Работу нашёл на следующий день поблизости от Курского вокзала. Пришёл, поговорил и взяли. Тоже дали старенький, беленьнкий "каблучок". Машина похуже чем "Волга", но надёжная, дешёвая, моя машина. На ней я проработал около года, точнее месяцев десять с весны до самого Нового Года. Ушёл я той работы по одной причичине - я едва не угодил в тюрьму по причине, которую вам поведаю в своё время.
На следующий день я выехал в подмосковный городок, в составе шести машин. Впереди ехал бугор, а дальше мы, каждый на своём каблучке. Доехали. Мне дали свою почту.
Я сидел под окном на скамейке и покуривал. Было жарко и окно было раскрыто. Женщины в окне раскладывали почту и разговаривали обо мне. Каждое слово я слышал. Одна сказала, что я симпатичный. Другая, что бородка у меня седеет. Первая сказала, что нет, она не заметила. Вторая сказала, куда ты смотришь, что она видела, что седеет и всё тут.
Я вошёл внутрь. Женщины поулыбались и я поехал развозить почту. Я справился до двеннадцати часов. До вечера было полно времени. Зашёл в столовую, взял щи и на второе мясо с картошкой,, на третье бутылку лимонада, которая продавалась там и вышел. Потом поехал по городку. Выехал я на большую площадь у остановки электрички и встал.   Ни одной машины, а электрички шмыгают каждые десять минут.

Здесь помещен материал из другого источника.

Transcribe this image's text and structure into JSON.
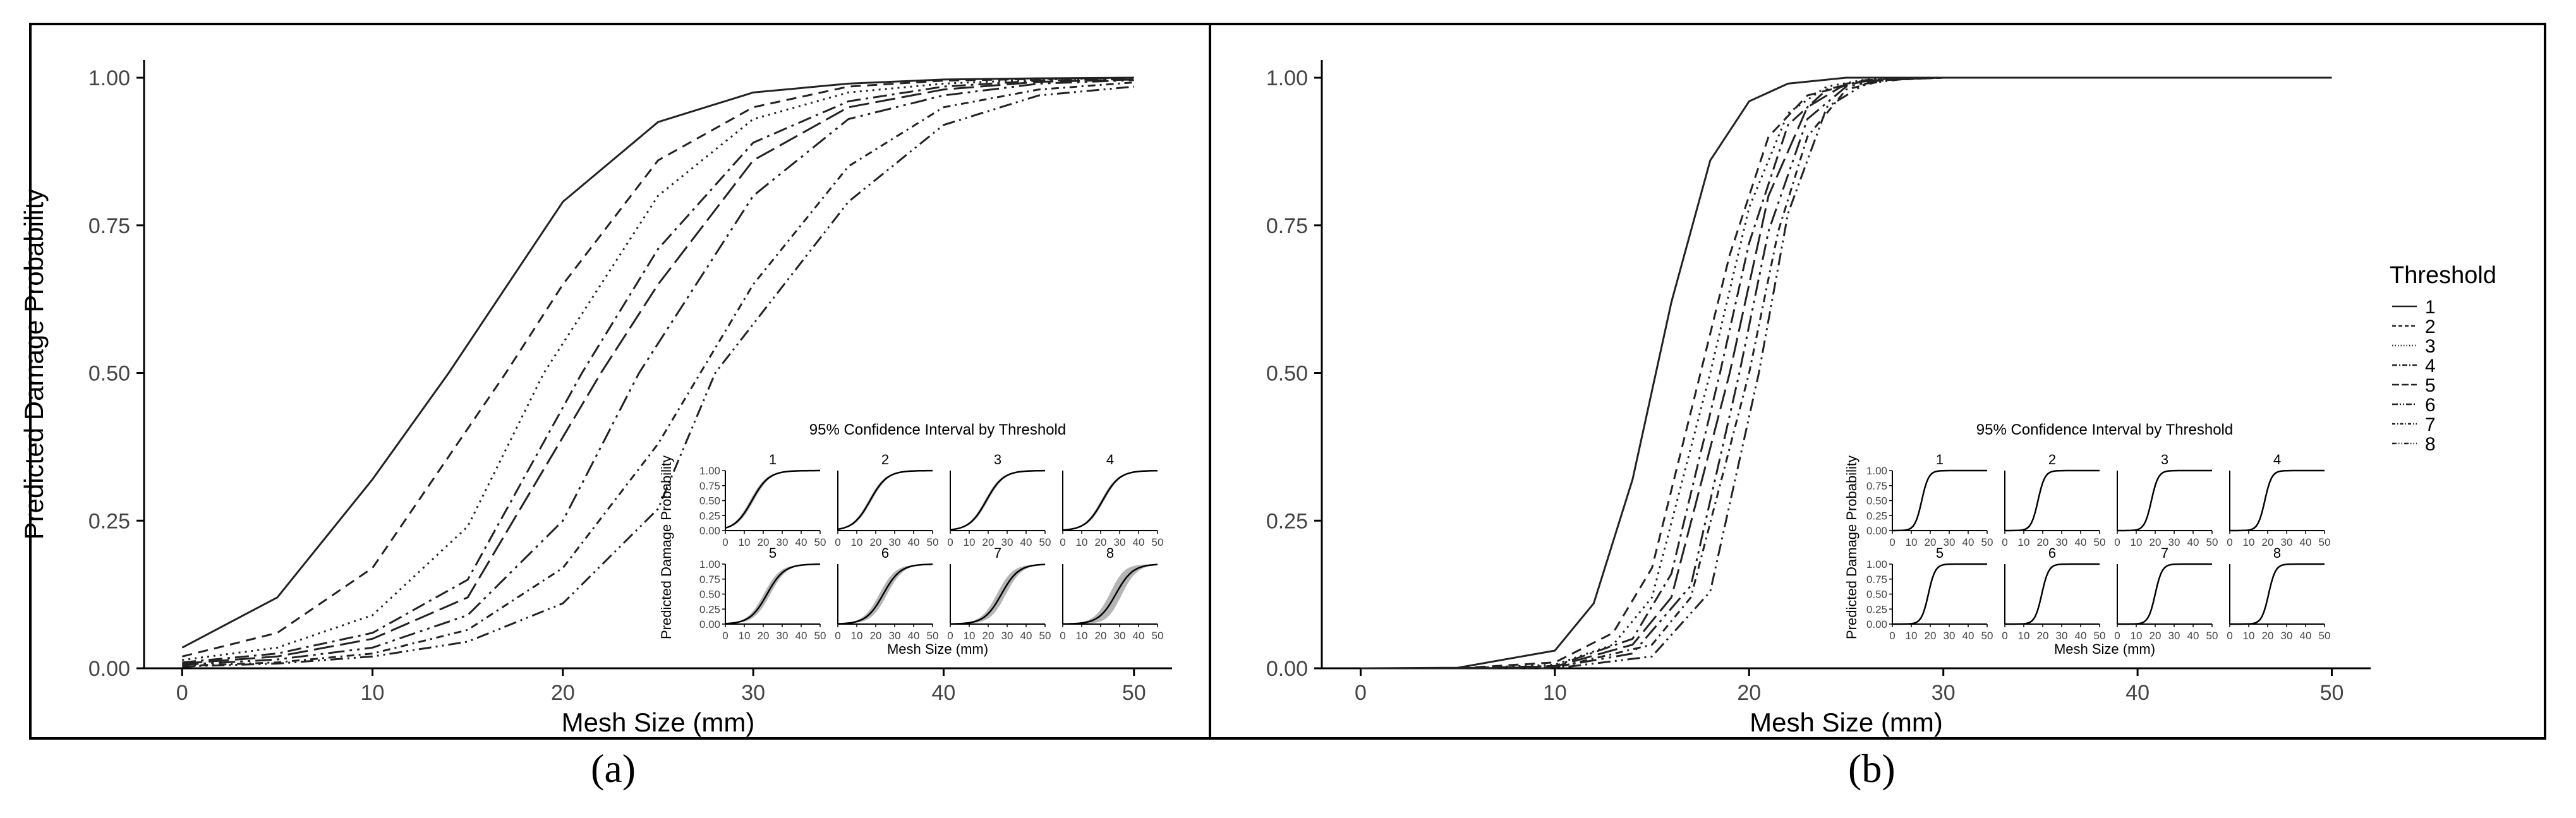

Подходит ко мне человек в рясе и говорит, что заплатит мне пятёрку, если я его довезу до церкви. Я соглашаюсь. Пять минут и вижу церковь. В рясе выгружаеться и даёт мне пятёрку. Говорит что завтра будет в то же время. Электричка то ходит по расписанию. Не соблаговолит ли молодой человек подождать его на том же месте, в то же время. Он будет очень благодарен мне. Я, конечно, соглашаюсь. Одна штука, завтра я выходной, а послезатра пожайлуйста. Монах говорит, давайте послезавтра. Монах с седой бородой откланивается.
Я разглядываю пятёрку, кладу её в карман и еду на то же место. Вечером в шесть часов мы едем колонной в гараж. В кармане у меня двеннадцать рублей. Я заработал остальные там же. Народ приезжает на электричках, выходит и тут я. Давли они по рублю. Городок маленький. Ехать маленько, а деньги на дороге не валяются, так что я при деле, я при деньгах, которые текут и текут в мой карман. Хорошо, что я выучился на шофёра, сдал вождение и попал сюда - на почту.
Приехали мы в гараж. Помыли машины из шланга. Поставили. Тут же две бутылки водки. Сложились. Деньги из карманов отдали тому, кто покупал водочку. Выпили из бымажных стаканов с бутербродами с колбасой, которые были куплены к водке, ровно двенадцать штук. Побазарили о том, о сём и разошлись по домам. Завтра я отдыхаю. Работа через день.
Водка хорошая штука после дороги. Поднимает дух после внимания к мелочам. Ты и не замечаешь этого, а оно копиться и копиться в тебе. Если не пить - злой будешь точно, я вам говорю, убедился на собственном опыте шофёра.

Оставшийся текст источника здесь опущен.